A point moving with constant acceleration from $A$ to $B$ in the straight line $AB$ has velocities $u$ and $v$ at $A$ and $B$ respectively. Find its velocity at $C$, the mid point of $AB$.

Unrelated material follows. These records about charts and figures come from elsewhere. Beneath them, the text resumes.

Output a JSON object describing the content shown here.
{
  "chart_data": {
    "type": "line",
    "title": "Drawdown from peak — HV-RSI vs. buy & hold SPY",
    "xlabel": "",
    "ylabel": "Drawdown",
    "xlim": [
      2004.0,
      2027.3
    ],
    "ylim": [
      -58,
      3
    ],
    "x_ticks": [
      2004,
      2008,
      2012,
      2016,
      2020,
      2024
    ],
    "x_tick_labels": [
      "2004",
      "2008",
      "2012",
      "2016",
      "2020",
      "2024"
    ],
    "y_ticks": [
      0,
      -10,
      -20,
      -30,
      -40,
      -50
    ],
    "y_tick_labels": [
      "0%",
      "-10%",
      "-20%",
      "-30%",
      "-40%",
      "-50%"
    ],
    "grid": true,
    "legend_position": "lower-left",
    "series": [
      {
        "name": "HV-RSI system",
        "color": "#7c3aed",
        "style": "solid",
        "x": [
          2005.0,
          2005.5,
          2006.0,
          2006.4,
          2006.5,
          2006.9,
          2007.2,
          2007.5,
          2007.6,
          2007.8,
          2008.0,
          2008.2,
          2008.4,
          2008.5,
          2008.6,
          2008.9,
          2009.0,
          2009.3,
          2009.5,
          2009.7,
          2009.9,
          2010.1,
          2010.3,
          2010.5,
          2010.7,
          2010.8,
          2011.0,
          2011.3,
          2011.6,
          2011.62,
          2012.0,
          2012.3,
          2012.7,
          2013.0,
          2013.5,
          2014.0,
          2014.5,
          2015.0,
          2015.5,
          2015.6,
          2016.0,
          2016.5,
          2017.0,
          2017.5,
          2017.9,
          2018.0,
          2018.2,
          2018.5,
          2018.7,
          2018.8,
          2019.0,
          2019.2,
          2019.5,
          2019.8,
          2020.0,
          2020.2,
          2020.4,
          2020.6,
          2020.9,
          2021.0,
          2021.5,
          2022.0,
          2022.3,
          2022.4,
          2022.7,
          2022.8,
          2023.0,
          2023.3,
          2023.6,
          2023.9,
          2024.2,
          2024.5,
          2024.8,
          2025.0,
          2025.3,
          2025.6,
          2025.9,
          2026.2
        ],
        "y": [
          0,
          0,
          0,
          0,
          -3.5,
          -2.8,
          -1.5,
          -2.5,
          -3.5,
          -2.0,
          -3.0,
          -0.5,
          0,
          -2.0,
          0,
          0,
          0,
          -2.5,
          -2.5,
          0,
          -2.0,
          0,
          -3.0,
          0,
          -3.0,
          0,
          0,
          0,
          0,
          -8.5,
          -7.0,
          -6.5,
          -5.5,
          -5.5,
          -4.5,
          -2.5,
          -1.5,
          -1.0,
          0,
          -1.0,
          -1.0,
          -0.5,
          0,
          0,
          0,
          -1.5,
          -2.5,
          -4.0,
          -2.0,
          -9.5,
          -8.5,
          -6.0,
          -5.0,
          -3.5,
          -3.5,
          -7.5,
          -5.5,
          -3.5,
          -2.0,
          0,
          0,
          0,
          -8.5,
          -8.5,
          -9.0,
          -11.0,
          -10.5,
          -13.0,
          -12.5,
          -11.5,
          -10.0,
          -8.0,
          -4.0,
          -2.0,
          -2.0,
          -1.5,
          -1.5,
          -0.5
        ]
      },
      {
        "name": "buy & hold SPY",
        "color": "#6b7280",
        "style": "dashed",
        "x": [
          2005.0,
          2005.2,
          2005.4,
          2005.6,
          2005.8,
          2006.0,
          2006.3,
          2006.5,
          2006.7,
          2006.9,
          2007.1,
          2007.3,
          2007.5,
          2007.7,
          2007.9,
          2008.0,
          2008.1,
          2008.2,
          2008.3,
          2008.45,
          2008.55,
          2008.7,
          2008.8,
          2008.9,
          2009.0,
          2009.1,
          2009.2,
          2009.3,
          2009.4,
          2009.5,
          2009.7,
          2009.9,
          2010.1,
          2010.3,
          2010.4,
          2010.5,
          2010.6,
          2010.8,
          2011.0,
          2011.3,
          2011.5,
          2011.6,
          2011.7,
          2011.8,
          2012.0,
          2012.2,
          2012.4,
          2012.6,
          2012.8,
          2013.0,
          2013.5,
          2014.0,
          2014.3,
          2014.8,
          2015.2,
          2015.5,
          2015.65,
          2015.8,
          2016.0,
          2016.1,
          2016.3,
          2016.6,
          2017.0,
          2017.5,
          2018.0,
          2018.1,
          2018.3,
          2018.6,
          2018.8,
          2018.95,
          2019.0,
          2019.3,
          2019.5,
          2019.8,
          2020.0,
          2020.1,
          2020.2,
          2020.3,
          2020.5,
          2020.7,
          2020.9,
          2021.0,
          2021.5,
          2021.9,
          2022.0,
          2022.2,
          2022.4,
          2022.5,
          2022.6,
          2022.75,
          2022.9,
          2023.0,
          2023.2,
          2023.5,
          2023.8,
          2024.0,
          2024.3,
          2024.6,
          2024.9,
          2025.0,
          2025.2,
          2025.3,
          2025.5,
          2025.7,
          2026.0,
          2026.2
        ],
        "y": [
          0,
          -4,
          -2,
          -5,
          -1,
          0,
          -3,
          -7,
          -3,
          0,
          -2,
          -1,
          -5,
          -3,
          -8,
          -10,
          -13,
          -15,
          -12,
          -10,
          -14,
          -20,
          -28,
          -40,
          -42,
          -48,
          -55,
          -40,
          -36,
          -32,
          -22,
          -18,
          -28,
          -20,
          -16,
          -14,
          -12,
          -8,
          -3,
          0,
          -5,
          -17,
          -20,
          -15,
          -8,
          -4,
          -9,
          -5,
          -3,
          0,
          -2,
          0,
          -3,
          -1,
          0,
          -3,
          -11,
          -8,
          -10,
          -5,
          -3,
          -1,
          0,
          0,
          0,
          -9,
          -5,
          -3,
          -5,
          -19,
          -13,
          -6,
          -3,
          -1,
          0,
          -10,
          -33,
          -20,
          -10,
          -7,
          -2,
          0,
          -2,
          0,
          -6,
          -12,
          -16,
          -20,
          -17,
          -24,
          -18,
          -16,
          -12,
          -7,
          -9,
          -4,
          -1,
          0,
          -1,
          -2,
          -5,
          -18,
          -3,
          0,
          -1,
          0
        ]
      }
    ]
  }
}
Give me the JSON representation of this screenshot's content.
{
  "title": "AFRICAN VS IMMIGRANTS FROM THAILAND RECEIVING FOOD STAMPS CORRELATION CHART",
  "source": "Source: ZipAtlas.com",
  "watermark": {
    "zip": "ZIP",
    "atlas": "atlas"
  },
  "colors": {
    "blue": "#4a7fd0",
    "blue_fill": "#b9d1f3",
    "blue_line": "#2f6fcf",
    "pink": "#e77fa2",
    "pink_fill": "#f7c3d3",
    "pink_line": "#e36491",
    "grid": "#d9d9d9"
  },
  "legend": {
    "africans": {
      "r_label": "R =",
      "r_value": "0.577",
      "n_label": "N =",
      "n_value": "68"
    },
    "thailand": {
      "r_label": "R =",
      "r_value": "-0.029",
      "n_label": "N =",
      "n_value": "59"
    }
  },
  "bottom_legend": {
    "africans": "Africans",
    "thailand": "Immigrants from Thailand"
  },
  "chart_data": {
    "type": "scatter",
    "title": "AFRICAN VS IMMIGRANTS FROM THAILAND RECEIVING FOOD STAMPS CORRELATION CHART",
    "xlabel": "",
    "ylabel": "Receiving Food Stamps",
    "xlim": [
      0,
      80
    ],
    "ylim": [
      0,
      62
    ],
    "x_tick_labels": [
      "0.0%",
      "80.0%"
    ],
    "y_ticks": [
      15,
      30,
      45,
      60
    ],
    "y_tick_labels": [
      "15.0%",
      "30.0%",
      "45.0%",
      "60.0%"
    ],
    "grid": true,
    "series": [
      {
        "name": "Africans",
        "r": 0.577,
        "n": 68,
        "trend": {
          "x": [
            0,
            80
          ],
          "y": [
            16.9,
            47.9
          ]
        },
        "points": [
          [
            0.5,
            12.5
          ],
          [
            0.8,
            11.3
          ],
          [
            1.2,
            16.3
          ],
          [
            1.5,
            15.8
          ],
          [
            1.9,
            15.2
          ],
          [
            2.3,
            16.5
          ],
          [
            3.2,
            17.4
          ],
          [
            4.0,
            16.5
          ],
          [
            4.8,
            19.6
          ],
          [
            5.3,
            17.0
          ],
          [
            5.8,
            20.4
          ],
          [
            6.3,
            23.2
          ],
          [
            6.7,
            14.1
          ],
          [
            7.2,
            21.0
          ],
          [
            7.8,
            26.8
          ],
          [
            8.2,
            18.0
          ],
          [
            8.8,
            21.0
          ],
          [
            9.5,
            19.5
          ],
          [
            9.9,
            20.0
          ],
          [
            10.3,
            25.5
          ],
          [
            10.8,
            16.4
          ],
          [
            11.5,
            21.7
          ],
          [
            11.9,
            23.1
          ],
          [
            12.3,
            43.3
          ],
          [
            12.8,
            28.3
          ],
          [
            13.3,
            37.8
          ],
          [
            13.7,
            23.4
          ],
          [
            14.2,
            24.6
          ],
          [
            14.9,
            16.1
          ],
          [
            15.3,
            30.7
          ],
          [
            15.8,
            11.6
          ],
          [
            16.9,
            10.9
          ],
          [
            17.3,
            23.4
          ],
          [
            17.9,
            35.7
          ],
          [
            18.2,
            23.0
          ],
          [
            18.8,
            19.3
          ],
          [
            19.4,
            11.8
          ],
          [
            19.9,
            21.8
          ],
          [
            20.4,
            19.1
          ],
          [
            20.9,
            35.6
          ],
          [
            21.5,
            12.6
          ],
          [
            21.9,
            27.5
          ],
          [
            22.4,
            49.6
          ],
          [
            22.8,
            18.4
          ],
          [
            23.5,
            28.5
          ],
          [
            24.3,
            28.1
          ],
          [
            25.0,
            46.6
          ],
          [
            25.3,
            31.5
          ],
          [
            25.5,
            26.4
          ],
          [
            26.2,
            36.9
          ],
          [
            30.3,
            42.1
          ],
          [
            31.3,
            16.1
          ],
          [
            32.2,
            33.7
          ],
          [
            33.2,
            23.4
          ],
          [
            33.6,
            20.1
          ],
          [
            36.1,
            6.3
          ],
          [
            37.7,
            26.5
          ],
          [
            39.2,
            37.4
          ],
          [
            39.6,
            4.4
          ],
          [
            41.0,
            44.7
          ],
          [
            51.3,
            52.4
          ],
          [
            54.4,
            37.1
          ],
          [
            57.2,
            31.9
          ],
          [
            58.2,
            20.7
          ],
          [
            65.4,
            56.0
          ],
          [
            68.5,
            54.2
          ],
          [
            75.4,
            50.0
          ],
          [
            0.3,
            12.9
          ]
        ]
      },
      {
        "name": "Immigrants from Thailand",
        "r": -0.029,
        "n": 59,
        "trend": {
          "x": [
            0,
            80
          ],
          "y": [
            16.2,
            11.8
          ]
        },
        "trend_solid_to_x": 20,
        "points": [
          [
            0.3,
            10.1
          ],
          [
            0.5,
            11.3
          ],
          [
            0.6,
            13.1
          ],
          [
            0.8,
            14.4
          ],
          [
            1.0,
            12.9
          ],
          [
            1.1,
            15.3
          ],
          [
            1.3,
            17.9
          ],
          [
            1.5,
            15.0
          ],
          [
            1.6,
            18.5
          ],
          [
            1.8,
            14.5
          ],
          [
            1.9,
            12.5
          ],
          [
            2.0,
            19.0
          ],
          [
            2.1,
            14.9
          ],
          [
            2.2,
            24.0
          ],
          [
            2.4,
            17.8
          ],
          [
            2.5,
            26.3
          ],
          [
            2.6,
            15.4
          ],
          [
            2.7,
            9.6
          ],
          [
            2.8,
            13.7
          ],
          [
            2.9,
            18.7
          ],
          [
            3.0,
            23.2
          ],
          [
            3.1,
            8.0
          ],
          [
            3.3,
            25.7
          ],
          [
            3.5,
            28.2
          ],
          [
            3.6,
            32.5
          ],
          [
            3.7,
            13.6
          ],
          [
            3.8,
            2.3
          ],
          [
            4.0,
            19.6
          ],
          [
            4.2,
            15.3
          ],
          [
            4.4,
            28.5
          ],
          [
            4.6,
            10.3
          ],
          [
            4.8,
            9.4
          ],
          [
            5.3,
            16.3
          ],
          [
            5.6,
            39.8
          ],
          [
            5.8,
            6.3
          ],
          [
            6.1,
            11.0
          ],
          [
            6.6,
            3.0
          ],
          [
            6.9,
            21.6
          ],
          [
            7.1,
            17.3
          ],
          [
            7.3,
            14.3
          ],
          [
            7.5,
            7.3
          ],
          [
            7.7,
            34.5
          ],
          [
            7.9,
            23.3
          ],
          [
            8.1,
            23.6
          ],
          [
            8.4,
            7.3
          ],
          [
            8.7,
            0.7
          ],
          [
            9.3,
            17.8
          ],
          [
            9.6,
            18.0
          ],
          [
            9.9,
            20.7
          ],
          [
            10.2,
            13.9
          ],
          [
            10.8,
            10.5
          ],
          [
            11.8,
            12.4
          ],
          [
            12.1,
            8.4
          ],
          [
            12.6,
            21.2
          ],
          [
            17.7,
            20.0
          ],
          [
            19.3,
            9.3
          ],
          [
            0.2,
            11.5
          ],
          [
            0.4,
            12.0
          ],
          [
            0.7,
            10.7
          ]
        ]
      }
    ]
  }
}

• A. $\sqrt{\frac{v^2-u^2}{2}}$
• B. $\sqrt{\frac{v^2+u^2}{2}}$
• C. $\sqrt{\frac{v^2+u^2}{4}}$
• D. $\sqrt{\frac{v^2-u^2}{4}}$

Answer 1

The correct option is B $\sqrt{\frac{v^2+u^2}{2}}$

Let the distance between $A$ and $B$ = $s$ and as mentioned $C$ is the midpoint of $A$ and $B$, thus distance $AC$ and $CB$ = $\frac{s}{2}$
From equation of motion we get distance $AB$ as
$v^2=u^2+2as$
$s=\frac{v^2-u^2}{2a}$- ---------(1)
Let speed of the vehicle be $p\text{m/s}$ at point $C$
Again, from equation of motion we get,
$p^2=u^2+2a\frac{s}{2}$
as distance between $A$ and $C$ is $\frac{s}{2}$
$s=\frac{p^2-u^2}{a}$ -------(2)
Equating 1 and 2, we get
$\frac{p^2-u^2}{a}=\frac{v^2-u^2}{2a}$
$p^2=\frac{v^2+u^2}{2}\Rightarrow p=\sqrt{\frac{v^2+u^2}{2}}$